Bizarre! Air India to launch women-only seating

Air India keeps coming up with all sorts of innovative ways of staying in the news, and their newest one is no less. Their CMD, Ashwani Lohani, seems to have picked up one of the facilities from his Indian Railways days’ playbook, and decided to implement it up in the air.

Tomorrow, Air India will announce a decision to block 6 seats on all their narrow-body planes (one row) for women travelling alone. The facility will be available from January 18, 2017 onwards, and will be free of cost. The only qualification, you need to be a woman, and booked to travel alone (i.e., only passenger on the reservation). The seats will be blocked in the third row of the economy section of the plane.

I’m not sure at the moment if the facility will be provided on international flights as well or just domestic planes, but this is another one of those moves from Air India I do not support. Rationale? Reservation is no good till it is implemented very well, and this sort of policing is really not required. Just like the Indigo child-free zones are not required on flights.

Air India’s rationale is that separating women on the third row will save these passengers from harassment, but for that, they need to have fitter crew in the airline who can restrain such unruly passengers and not implement such useless rules. What about all the other women travelling on the same plane who are not in Row 3? And what about when Row 3 fills up and more people want these reserved rows?

Stay Classy, Air India, Stay Classy! Focus on things that matter, such as having a good passenger experience and not broken planes.

Do you guys think this is a wise idea which will be implemented well? Or is this just another smokescreen from Air India which will go away quietly at some point of time?

Comments

  1. Actually this is a good move from AI. If they get a few more loyal female customers without any additional investment… then why not?

    There are some ladies who are more comfortable in reserved seats..so be it.

    Agree with Ajay that they should focus on improving overall flying expirience as their soft product needs a lot of catching up with private airlines. Till then such small measures will help them win a little more female travellers.

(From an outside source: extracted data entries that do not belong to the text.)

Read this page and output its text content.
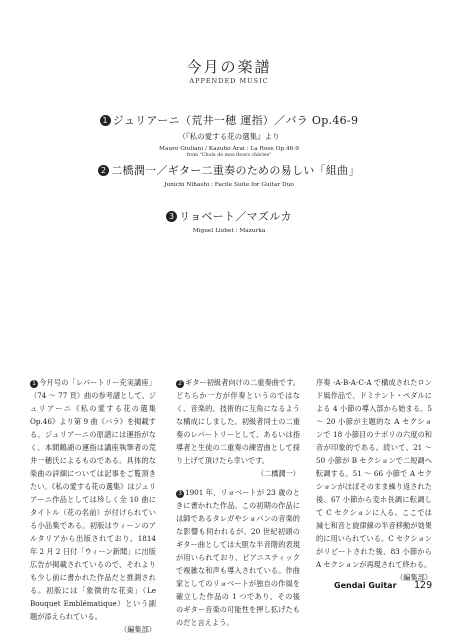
今月の楽譜
APPENDED MUSIC
1 ジュリアーニ（荒井一穂 運指）／バラ Op.46-9
（『私の愛する花の選集』より
Mauro Giuliani / Kazuho Arai : La Rose Op.46-9
from "Choix de mes fleurs chéries"
2 二橋潤一／ギター二重奏のための易しい「組曲」
Junichi Nihashi : Facile Suite for Guitar Duo
3 リョベート／マズルカ
Miguel Llobet : Mazurka

1 今月号の「レパートリー充実講座」（74 ～ 77 頁）曲の参考譜として、ジュリアーニ《私の愛する花の選集 Op.46》より第 9 曲《バラ》を掲載する。ジュリアーニの原譜には運指がなく、本間鶴湖の運指は講座執筆者の荒井一穂氏によるものである。具体的な楽曲の詳細については記事をご覧頂きたい。《私の愛する花の選集》はジュリアーニ作品としては珍しく全 10 曲にタイトル（花の名前）が付けられている小品集である。初版はウィーンのアルタリアから出版されており、1814 年 2 月 2 日付「ウィーン新聞」に出版広告が掲載されているので、それよりも少し前に書かれた作品だと推測される。初版には「象徴的な花束」（Le Bouquet Emblématique）という副題が添えられている。

（編集部）

2 ギター初級者向けの二重奏曲です。どちらか一方が伴奏というのではなく、音楽的、技術的に互角になるような構成にしました。初級者同士の二重奏のレパートリーとして、あるいは指導者と生徒の二重奏の練習曲として採り上げて頂けたら幸いです。

（二橋潤一）

3 1901 年、リョベートが 23 歳のときに書かれた作品。この初期の作品には師であるタレガやショパンの音楽的な影響も伺われるが、20 世紀初頭のギター曲としては大胆な半音階的表現が用いられており、ピアニスティックで複雑な和声も導入されている。作曲家としてのリョベートが独自の作風を確立した作品の 1 つであり、その後のギター音楽の可能性を押し拡げたものだと言えよう。

序奏 -A-B-A-C-A で構成されたロンド風作品で、ドミナント・ペダルによる 4 小節の導入部から始まる。5 ～ 20 小節が主題的な A セクションで 18 小節目のナポリの六度の和音が印象的である。続いて、21 ～ 50 小節が B セクションで二短調へ転調する。51 ～ 66 小節で A セクションがほぼそのまま繰り返された後、67 小節から変ホ長調に転調して C セクションに入る。ここでは減七和音と旋律線の半音移動が効果的に用いられている。C セクションがリピートされた後、83 小節から A セクションが再現されて終わる。

（編集部）

Gendai Guitar 129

  2. I recently flew Air india in business class. I was seated jext to a man. The man made a HUGE stink anout being seated next to a single female. The crew reseated me because the family would NOT let it go and demanded I was placed elsewhere. I should note I am American and the family was Indian. Not that is should make a difference, but it does. I would take female only seating to avoid such a nighmare again, but cant thank Air India crew enough for helping me

  3. Why is this bizarre? The crew does not need to be fit to restrain passengers who are groping or feeling up women or making lewd statements. It is a passenger-friendly policy that will make some women feel more at ease.

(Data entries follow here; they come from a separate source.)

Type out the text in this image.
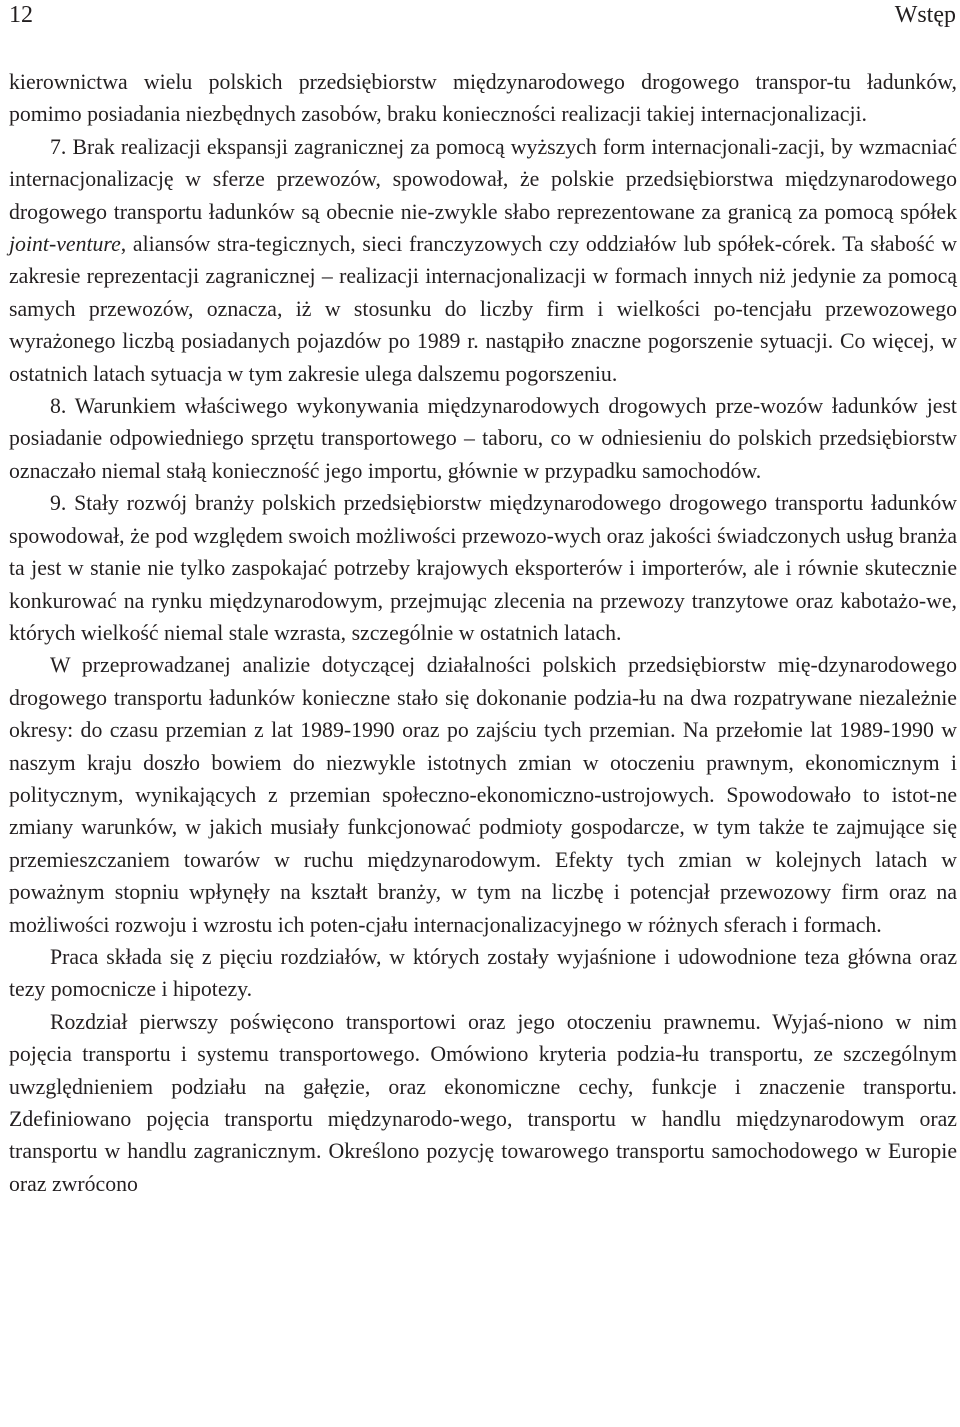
12	Wstęp

kierownictwa wielu polskich przedsiębiorstw międzynarodowego drogowego transpor-tu ładunków, pomimo posiadania niezbędnych zasobów, braku konieczności realizacji takiej internacjonalizacji.

7. Brak realizacji ekspansji zagranicznej za pomocą wyższych form internacjonali-zacji, by wzmacniać internacjonalizację w sferze przewozów, spowodował, że polskie przedsiębiorstwa międzynarodowego drogowego transportu ładunków są obecnie nie-zwykle słabo reprezentowane za granicą za pomocą spółek joint-venture, aliansów stra-tegicznych, sieci franczyzowych czy oddziałów lub spółek-córek. Ta słabość w zakresie reprezentacji zagranicznej – realizacji internacjonalizacji w formach innych niż jedynie za pomocą samych przewozów, oznacza, iż w stosunku do liczby firm i wielkości po-tencjału przewozowego wyrażonego liczbą posiadanych pojazdów po 1989 r. nastąpiło znaczne pogorszenie sytuacji. Co więcej, w ostatnich latach sytuacja w tym zakresie ulega dalszemu pogorszeniu.

8. Warunkiem właściwego wykonywania międzynarodowych drogowych prze-wozów ładunków jest posiadanie odpowiedniego sprzętu transportowego – taboru, co w odniesieniu do polskich przedsiębiorstw oznaczało niemal stałą konieczność jego importu, głównie w przypadku samochodów.

9. Stały rozwój branży polskich przedsiębiorstw międzynarodowego drogowego transportu ładunków spowodował, że pod względem swoich możliwości przewozo-wych oraz jakości świadczonych usług branża ta jest w stanie nie tylko zaspokajać potrzeby krajowych eksporterów i importerów, ale i równie skutecznie konkurować na rynku międzynarodowym, przejmując zlecenia na przewozy tranzytowe oraz kabotażo-we, których wielkość niemal stale wzrasta, szczególnie w ostatnich latach.

W przeprowadzanej analizie dotyczącej działalności polskich przedsiębiorstw mię-dzynarodowego drogowego transportu ładunków konieczne stało się dokonanie podzia-łu na dwa rozpatrywane niezależnie okresy: do czasu przemian z lat 1989-1990 oraz po zajściu tych przemian. Na przełomie lat 1989-1990 w naszym kraju doszło bowiem do niezwykle istotnych zmian w otoczeniu prawnym, ekonomicznym i politycznym, wynikających z przemian społeczno-ekonomiczno-ustrojowych. Spowodowało to istot-ne zmiany warunków, w jakich musiały funkcjonować podmioty gospodarcze, w tym także te zajmujące się przemieszczaniem towarów w ruchu międzynarodowym. Efekty tych zmian w kolejnych latach w poważnym stopniu wpłynęły na kształt branży, w tym na liczbę i potencjał przewozowy firm oraz na możliwości rozwoju i wzrostu ich poten-cjału internacjonalizacyjnego w różnych sferach i formach.

Praca składa się z pięciu rozdziałów, w których zostały wyjaśnione i udowodnione teza główna oraz tezy pomocnicze i hipotezy.

Rozdział pierwszy poświęcono transportowi oraz jego otoczeniu prawnemu. Wyjaś-niono w nim pojęcia transportu i systemu transportowego. Omówiono kryteria podzia-łu transportu, ze szczególnym uwzględnieniem podziału na gałęzie, oraz ekonomiczne cechy, funkcje i znaczenie transportu. Zdefiniowano pojęcia transportu międzynarodo-wego, transportu w handlu międzynarodowym oraz transportu w handlu zagranicznym. Określono pozycję towarowego transportu samochodowego w Europie oraz zwrócono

    In case you haven’t noticed there is an apparent epidemic of rape in India. At the minimum, men have no problem acting lewdly towards women in public there. Women are afraid and concerned and this policy is a small gesture to make sense me feel safer.

    This post makes you sound like a callous and insensitive jerk. Seriously, are you not aware of what women in India live through and fear on a daily basis? Ask one of them sometime. What they say may surprise you.

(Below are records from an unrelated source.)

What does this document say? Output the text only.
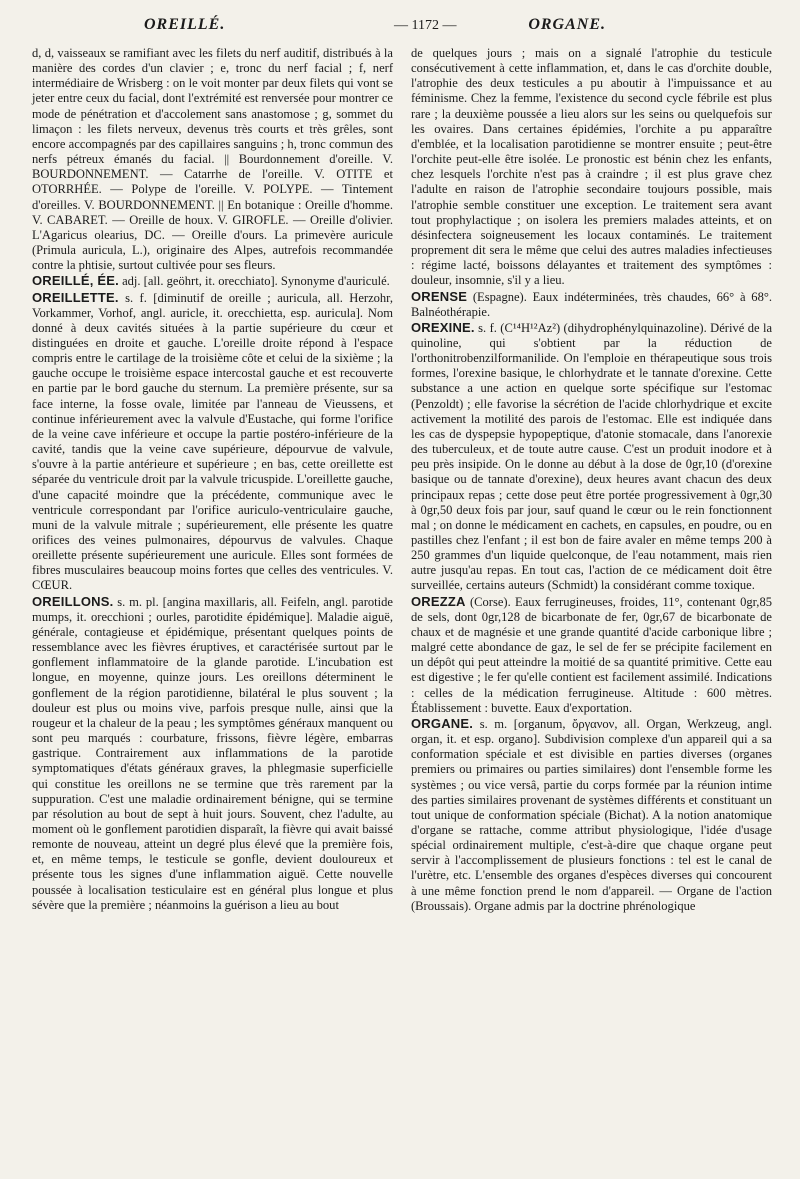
OREILLÉ.	— 1172 —	ORGANE.

d, d, vaisseaux se ramifiant avec les filets du nerf auditif, distribués à la manière des cordes d'un clavier ; e, tronc du nerf facial ; f, nerf intermédiaire de Wrisberg : on le voit monter par deux filets qui vont se jeter entre ceux du facial, dont l'extrémité est renversée pour montrer ce mode de pénétration et d'accolement sans anastomose ; g, sommet du limaçon : les filets nerveux, devenus très courts et très grêles, sont encore accompagnés par des capillaires sanguins ; h, tronc commun des nerfs pétreux émanés du facial. || Bourdonnement d'oreille. V. BOURDONNEMENT. — Catarrhe de l'oreille. V. OTITE et OTORRHÉE. — Polype de l'oreille. V. POLYPE. — Tintement d'oreilles. V. BOURDONNEMENT. || En botanique : Oreille d'homme. V. CABARET. — Oreille de houx. V. GIROFLE. — Oreille d'olivier. L'Agaricus olearius, DC. — Oreille d'ours. La primevère auricule (Primula auricula, L.), originaire des Alpes, autrefois recommandée contre la phtisie, surtout cultivée pour ses fleurs.

OREILLÉ, ÉE. adj. [all. geöhrt, it. orecchiato]. Synonyme d'auriculé.

OREILLETTE. s. f. [diminutif de oreille ; auricula, all. Herzohr, Vorkammer, Vorhof, angl. auricle, it. orecchietta, esp. auricula]. Nom donné à deux cavités situées à la partie supérieure du cœur et distinguées en droite et gauche. L'oreille droite répond à l'espace compris entre le cartilage de la troisième côte et celui de la sixième ; la gauche occupe le troisième espace intercostal gauche et est recouverte en partie par le bord gauche du sternum. La première présente, sur sa face interne, la fosse ovale, limitée par l'anneau de Vieussens, et continue inférieurement avec la valvule d'Eustache, qui forme l'orifice de la veine cave inférieure et occupe la partie postéro-inférieure de la cavité, tandis que la veine cave supérieure, dépourvue de valvule, s'ouvre à la partie antérieure et supérieure ; en bas, cette oreillette est séparée du ventricule droit par la valvule tricuspide. L'oreillette gauche, d'une capacité moindre que la précédente, communique avec le ventricule correspondant par l'orifice auriculo-ventriculaire gauche, muni de la valvule mitrale ; supérieurement, elle présente les quatre orifices des veines pulmonaires, dépourvus de valvules. Chaque oreillette présente supérieurement une auricule. Elles sont formées de fibres musculaires beaucoup moins fortes que celles des ventricules. V. CŒUR.

OREILLONS. s. m. pl. [angina maxillaris, all. Feifeln, angl. parotide mumps, it. orecchioni ; ourles, parotidite épidémique]. Maladie aiguë, générale, contagieuse et épidémique, présentant quelques points de ressemblance avec les fièvres éruptives, et caractérisée surtout par le gonflement inflammatoire de la glande parotide. L'incubation est longue, en moyenne, quinze jours. Les oreillons déterminent le gonflement de la région parotidienne, bilatéral le plus souvent ; la douleur est plus ou moins vive, parfois presque nulle, ainsi que la rougeur et la chaleur de la peau ; les symptômes généraux manquent ou sont peu marqués : courbature, frissons, fièvre légère, embarras gastrique. Contrairement aux inflammations de la parotide symptomatiques d'états généraux graves, la phlegmasie superficielle qui constitue les oreillons ne se termine que très rarement par la suppuration. C'est une maladie ordinairement bénigne, qui se termine par résolution au bout de sept à huit jours. Souvent, chez l'adulte, au moment où le gonflement parotidien disparaît, la fièvre qui avait baissé remonte de nouveau, atteint un degré plus élevé que la première fois, et, en même temps, le testicule se gonfle, devient douloureux et présente tous les signes d'une inflammation aiguë. Cette nouvelle poussée à localisation testiculaire est en général plus longue et plus sévère que la première ; néanmoins la guérison a lieu au bout

de quelques jours ; mais on a signalé l'atrophie du testicule consécutivement à cette inflammation, et, dans le cas d'orchite double, l'atrophie des deux testicules a pu aboutir à l'impuissance et au féminisme. Chez la femme, l'existence du second cycle fébrile est plus rare ; la deuxième poussée a lieu alors sur les seins ou quelquefois sur les ovaires. Dans certaines épidémies, l'orchite a pu apparaître d'emblée, et la localisation parotidienne se montrer ensuite ; peut-être l'orchite peut-elle être isolée. Le pronostic est bénin chez les enfants, chez lesquels l'orchite n'est pas à craindre ; il est plus grave chez l'adulte en raison de l'atrophie secondaire toujours possible, mais l'atrophie semble constituer une exception. Le traitement sera avant tout prophylactique ; on isolera les premiers malades atteints, et on désinfectera soigneusement les locaux contaminés. Le traitement proprement dit sera le même que celui des autres maladies infectieuses : régime lacté, boissons délayantes et traitement des symptômes : douleur, insomnie, s'il y a lieu.

ORENSE (Espagne). Eaux indéterminées, très chaudes, 66° à 68°. Balnéothérapie.

OREXINE. s. f. (C¹⁴H¹²Az²) (dihydrophénylquinazoline). Dérivé de la quinoline, qui s'obtient par la réduction de l'orthonitrobenzilformanilide. On l'emploie en thérapeutique sous trois formes, l'orexine basique, le chlorhydrate et le tannate d'orexine. Cette substance a une action en quelque sorte spécifique sur l'estomac (Penzoldt) ; elle favorise la sécrétion de l'acide chlorhydrique et excite activement la motilité des parois de l'estomac. Elle est indiquée dans les cas de dyspepsie hypopeptique, d'atonie stomacale, dans l'anorexie des tuberculeux, et de toute autre cause. C'est un produit inodore et à peu près insipide. On le donne au début à la dose de 0gr,10 (d'orexine basique ou de tannate d'orexine), deux heures avant chacun des deux principaux repas ; cette dose peut être portée progressivement à 0gr,30 à 0gr,50 deux fois par jour, sauf quand le cœur ou le rein fonctionnent mal ; on donne le médicament en cachets, en capsules, en poudre, ou en pastilles chez l'enfant ; il est bon de faire avaler en même temps 200 à 250 grammes d'un liquide quelconque, de l'eau notamment, mais rien autre jusqu'au repas. En tout cas, l'action de ce médicament doit être surveillée, certains auteurs (Schmidt) la considérant comme toxique.

OREZZA (Corse). Eaux ferrugineuses, froides, 11°, contenant 0gr,85 de sels, dont 0gr,128 de bicarbonate de fer, 0gr,67 de bicarbonate de chaux et de magnésie et une grande quantité d'acide carbonique libre ; malgré cette abondance de gaz, le sel de fer se précipite facilement en un dépôt qui peut atteindre la moitié de sa quantité primitive. Cette eau est digestive ; le fer qu'elle contient est facilement assimilé. Indications : celles de la médication ferrugineuse. Altitude : 600 mètres. Établissement : buvette. Eaux d'exportation.

ORGANE. s. m. [organum, ὄργανον, all. Organ, Werkzeug, angl. organ, it. et esp. organo]. Subdivision complexe d'un appareil qui a sa conformation spéciale et est divisible en parties diverses (organes premiers ou primaires ou parties similaires) dont l'ensemble forme les systèmes ; ou vice versâ, partie du corps formée par la réunion intime des parties similaires provenant de systèmes différents et constituant un tout unique de conformation spéciale (Bichat). A la notion anatomique d'organe se rattache, comme attribut physiologique, l'idée d'usage spécial ordinairement multiple, c'est-à-dire que chaque organe peut servir à l'accomplissement de plusieurs fonctions : tel est le canal de l'urètre, etc. L'ensemble des organes d'espèces diverses qui concourent à une même fonction prend le nom d'appareil. — Organe de l'action (Broussais). Organe admis par la doctrine phrénologique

    • @Don clearly your perception is a perception that you have of people not living here. I am an Indian just in case you did not know, and I live in India, which you refer to as (there). Come and be here for a while, and then we can have this conversation. Thank you for your views.

    • @Don When you say that there is epidemic of rape in India, you may want to refresh your knowledge; The US stands at the first position in the race of rapes followed by South Africa & Sweden.

      But that’s not the point here. The point is that by creating boundaries around women you make them more vulnerable. And I am a Indian woman who has lived and worked across multiple cities in India, Europe, US and Africa.